On the Care of Words and the Cultivation of Language
SECOND SUNDAY AFTER EPIPHANY
Prayer of the Day: Thanks be to you, Lord Jesus Christ, most merciful redeemer, for the countless blessings and benefits you give. May we know you more clearly, love you more dearly, and follow you more nearly, day by day praising you, with the Father and the Holy Spirit, one God, now and forever.
“Even before a word is on my tongue,
O Lord, you know it completely.” Psalm 139:4.
It is more than a little unsettling to be told that we are so well understood that our very thoughts are known before they find their way into words. More disturbing still is Jesus’ warning that, on the day of judgment, “people will render account for every careless word they utter.” Matthew 12:36. That accounting came due with a vengeance last week. If the horrific events we witnessed five days ago have taught us anything, it is that words are powerful and speech has consequences. Words maliciously fashioned into lies and employed to trigger raw anger can incite violence. That is exactly what we saw on Wednesday as an angry mob sacked the United States Capital.

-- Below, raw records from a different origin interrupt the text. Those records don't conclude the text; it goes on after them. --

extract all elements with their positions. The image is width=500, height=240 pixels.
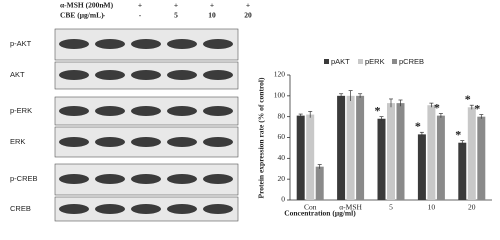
band bbox=[95, 137, 125, 147]
band bbox=[131, 106, 161, 116]
x-tick-label: Con bbox=[304, 203, 317, 212]
lane-value: + bbox=[174, 1, 178, 10]
band bbox=[203, 204, 233, 214]
bar bbox=[387, 103, 395, 200]
band bbox=[131, 204, 161, 214]
lane-value: + bbox=[210, 1, 214, 10]
legend-label: pAKT bbox=[331, 57, 350, 66]
band bbox=[95, 70, 125, 80]
band bbox=[95, 39, 125, 49]
band bbox=[95, 174, 125, 184]
treatment-label: α-MSH (200nM) bbox=[60, 1, 114, 10]
y-axis-label: Protein expression rate (% of control) bbox=[257, 77, 266, 199]
significance-mark: * bbox=[375, 103, 381, 117]
x-axis-label: Concentration (μg/ml) bbox=[284, 209, 356, 218]
significance-mark: * bbox=[465, 92, 471, 106]
y-tick-label: 80 bbox=[278, 111, 286, 120]
significance-mark: * bbox=[455, 127, 461, 141]
lane-value: - bbox=[103, 1, 106, 10]
bar bbox=[477, 116, 486, 200]
lane-value: 10 bbox=[208, 11, 216, 20]
band bbox=[59, 204, 89, 214]
y-tick-label: 60 bbox=[278, 132, 286, 141]
bar bbox=[427, 105, 436, 200]
x-tick-label: α-MSH bbox=[339, 203, 362, 212]
lane-value: 5 bbox=[174, 11, 178, 20]
legend-label: pCREB bbox=[399, 57, 424, 66]
band bbox=[203, 106, 233, 116]
y-tick-label: 100 bbox=[274, 91, 286, 100]
blot-label: p-CREB bbox=[10, 174, 38, 183]
significance-mark: * bbox=[415, 119, 421, 133]
y-tick-label: 40 bbox=[278, 153, 286, 162]
bar bbox=[417, 134, 426, 200]
x-tick-label: 20 bbox=[468, 203, 476, 212]
band bbox=[95, 204, 125, 214]
bar bbox=[377, 118, 386, 200]
band bbox=[59, 39, 89, 49]
bar bbox=[315, 166, 324, 200]
significance-mark: * bbox=[474, 101, 480, 115]
significance-mark: * bbox=[434, 100, 440, 114]
band bbox=[167, 106, 197, 116]
bar bbox=[458, 142, 467, 200]
bar bbox=[467, 107, 476, 200]
band bbox=[131, 70, 161, 80]
band bbox=[167, 137, 197, 147]
lane-value: 20 bbox=[244, 11, 252, 20]
band bbox=[203, 137, 233, 147]
bar bbox=[436, 115, 445, 200]
bar bbox=[296, 115, 305, 200]
legend-swatch bbox=[324, 59, 329, 64]
band bbox=[131, 174, 161, 184]
band bbox=[167, 204, 197, 214]
band bbox=[131, 137, 161, 147]
blot-label: p-ERK bbox=[10, 106, 32, 115]
band bbox=[59, 174, 89, 184]
y-tick-label: 20 bbox=[278, 174, 286, 183]
x-tick-label: 10 bbox=[428, 203, 436, 212]
y-tick-label: 120 bbox=[274, 70, 286, 79]
legend-label: pERK bbox=[365, 57, 385, 66]
band bbox=[59, 137, 89, 147]
band bbox=[167, 39, 197, 49]
band bbox=[203, 70, 233, 80]
lane-value: - bbox=[139, 11, 142, 20]
blot-label: AKT bbox=[10, 70, 25, 79]
bar bbox=[396, 103, 405, 200]
figure: Concentration (μg/ml) Protein expression… bbox=[10, 1, 492, 222]
legend-swatch bbox=[392, 59, 397, 64]
band bbox=[95, 106, 125, 116]
bar bbox=[356, 95, 365, 200]
band bbox=[131, 39, 161, 49]
bar bbox=[306, 114, 315, 200]
legend-swatch bbox=[358, 59, 363, 64]
lane-value: + bbox=[138, 1, 142, 10]
x-tick-label: 5 bbox=[389, 203, 393, 212]
blot-label: CREB bbox=[10, 204, 31, 213]
blot-label: ERK bbox=[10, 137, 25, 146]
bar bbox=[337, 95, 346, 200]
band bbox=[167, 174, 197, 184]
lane-value: + bbox=[246, 1, 250, 10]
band bbox=[203, 174, 233, 184]
band bbox=[59, 70, 89, 80]
bar bbox=[346, 95, 355, 200]
blot-label: p-AKT bbox=[10, 39, 32, 48]
band bbox=[59, 106, 89, 116]
treatment-label: CBE (μg/mL) bbox=[60, 11, 104, 20]
y-tick-label: 0 bbox=[281, 195, 285, 204]
lane-value: - bbox=[103, 11, 106, 20]
blot-boxes bbox=[54, 28, 239, 222]
band bbox=[167, 70, 197, 80]
band bbox=[203, 39, 233, 49]
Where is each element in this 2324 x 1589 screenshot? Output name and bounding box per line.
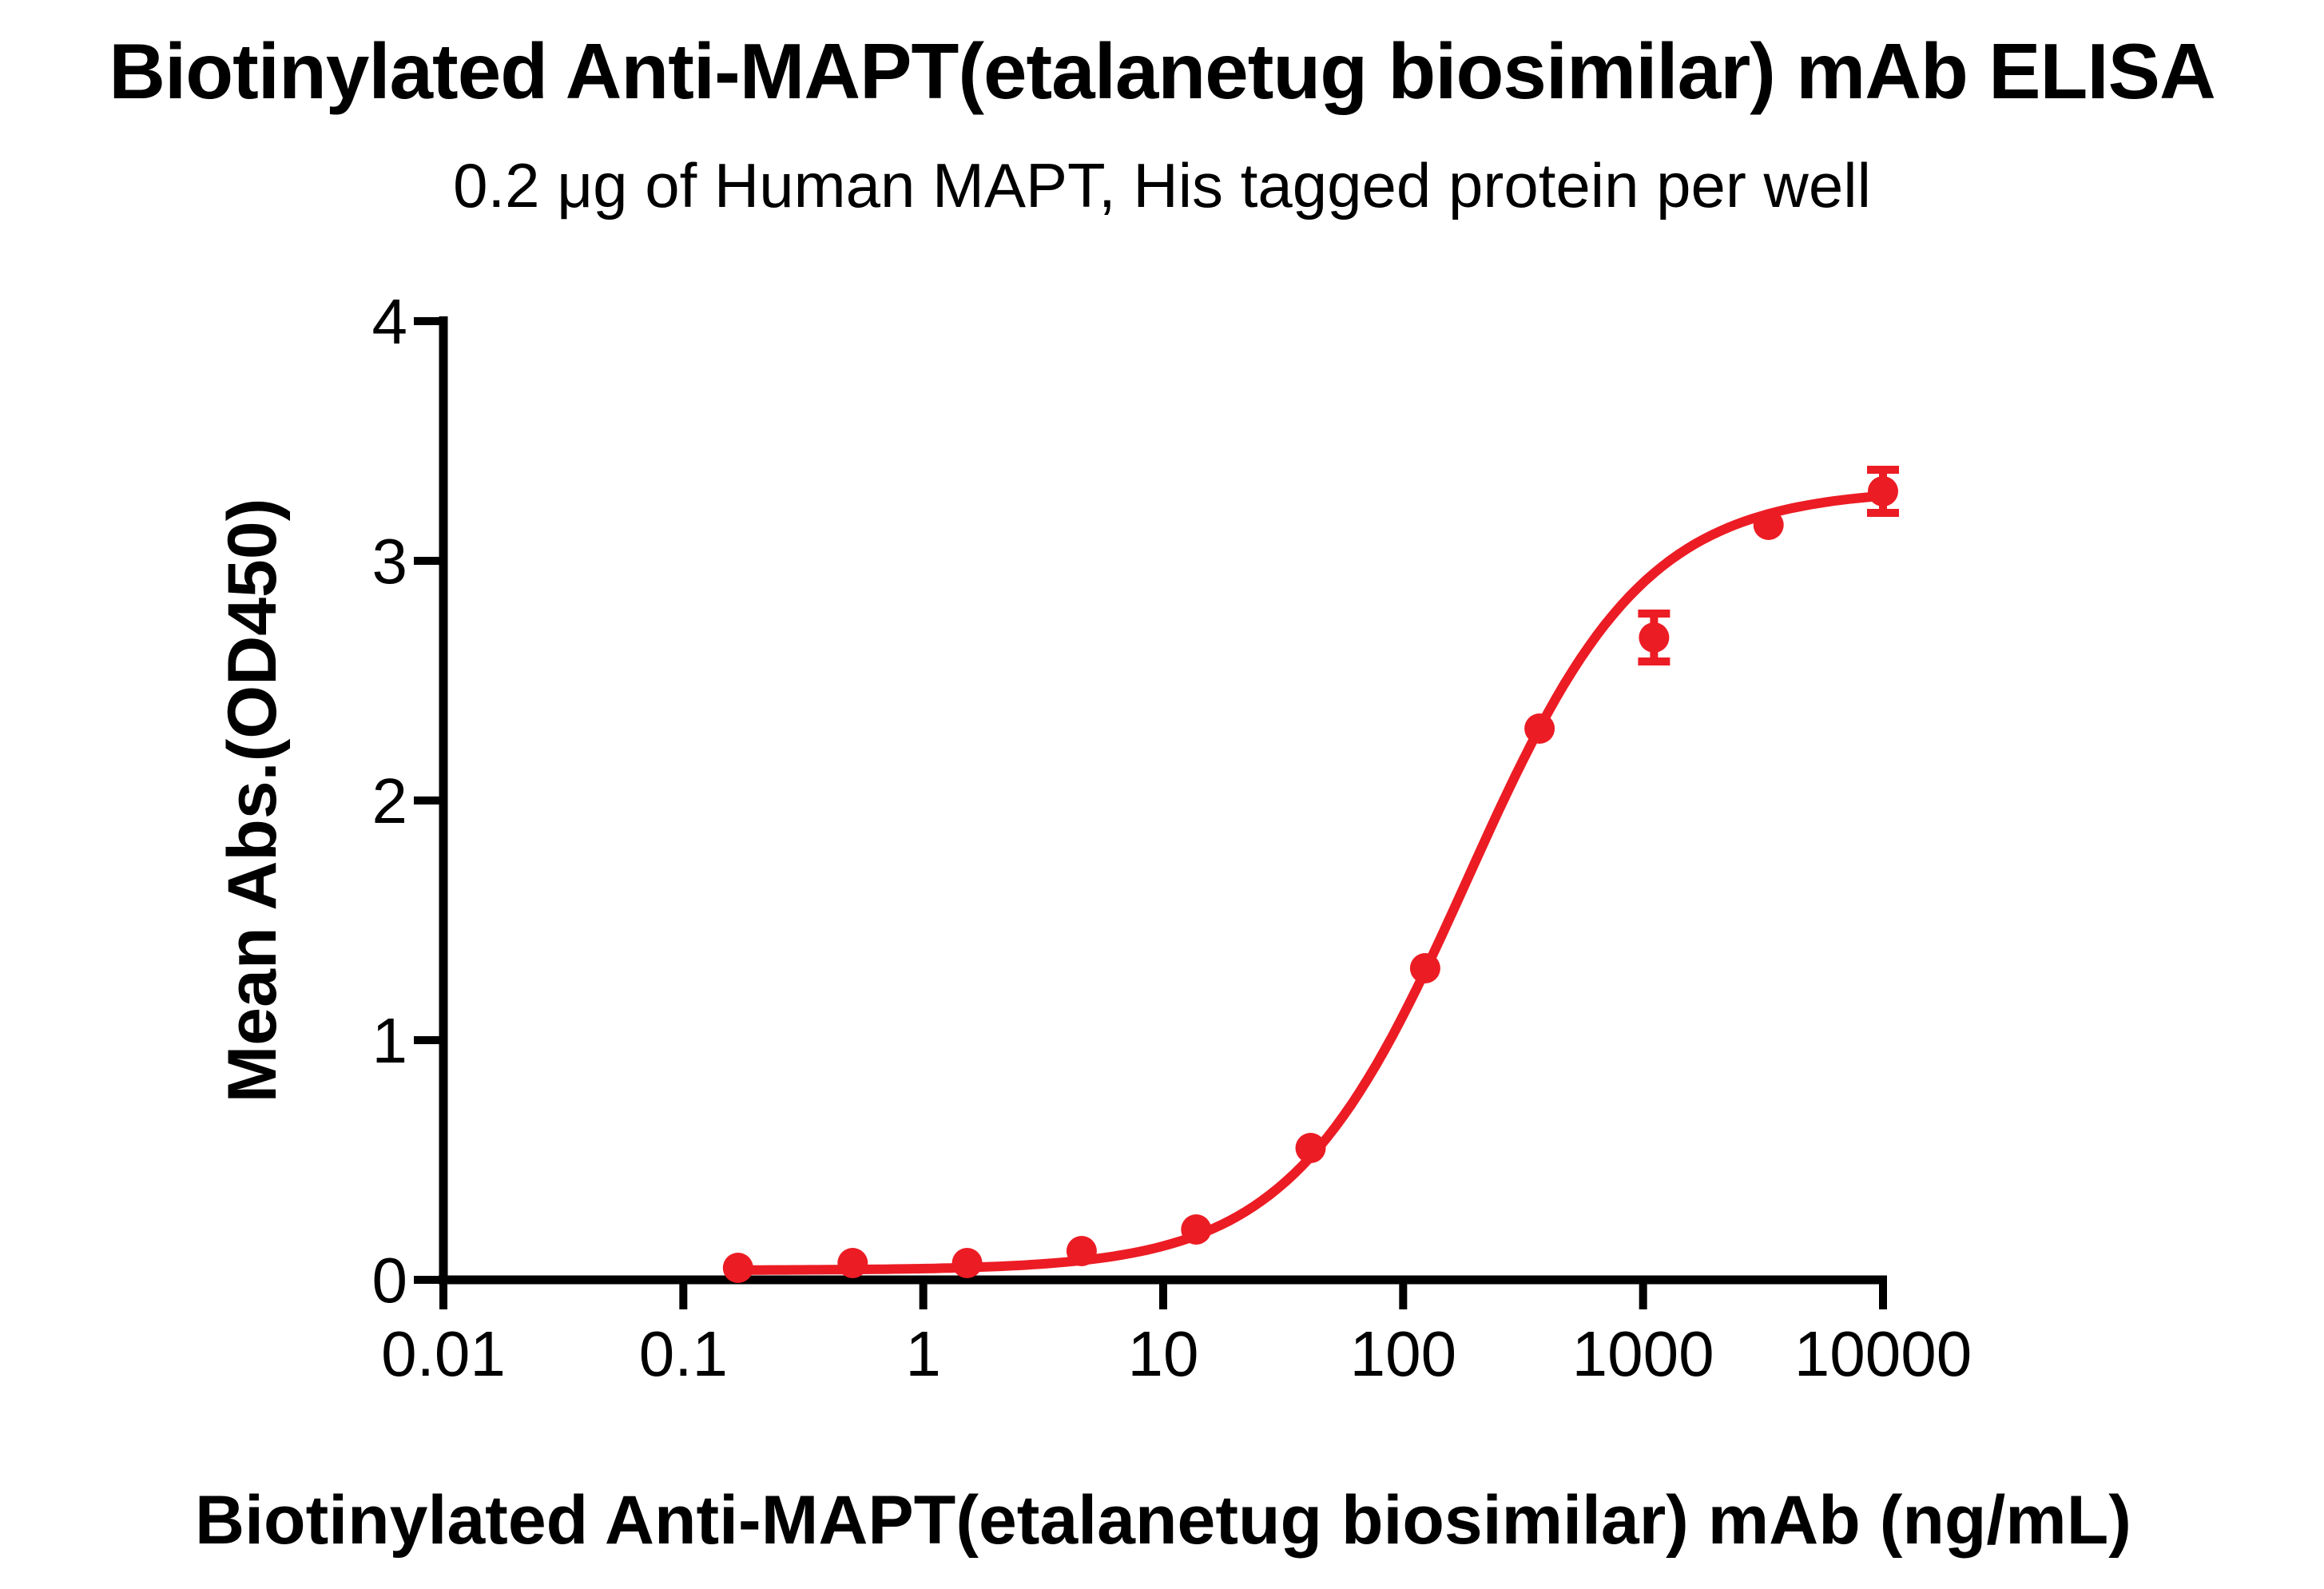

Sometimes, however, we misspeak without intending harm. Often, the consequences of our words do not become clear until after they have passed our lips. Who among us does not regret words spoken carelessly, ignorantly or in anger? One of the less fortunate characteristics of texts, e-mails and social media is that through them words carelessly uttered can spread faster and further to a larger audience than ever before. Moreover, once they are out in cyberspace, ill advised words are practically impossible to erase, recall or correct.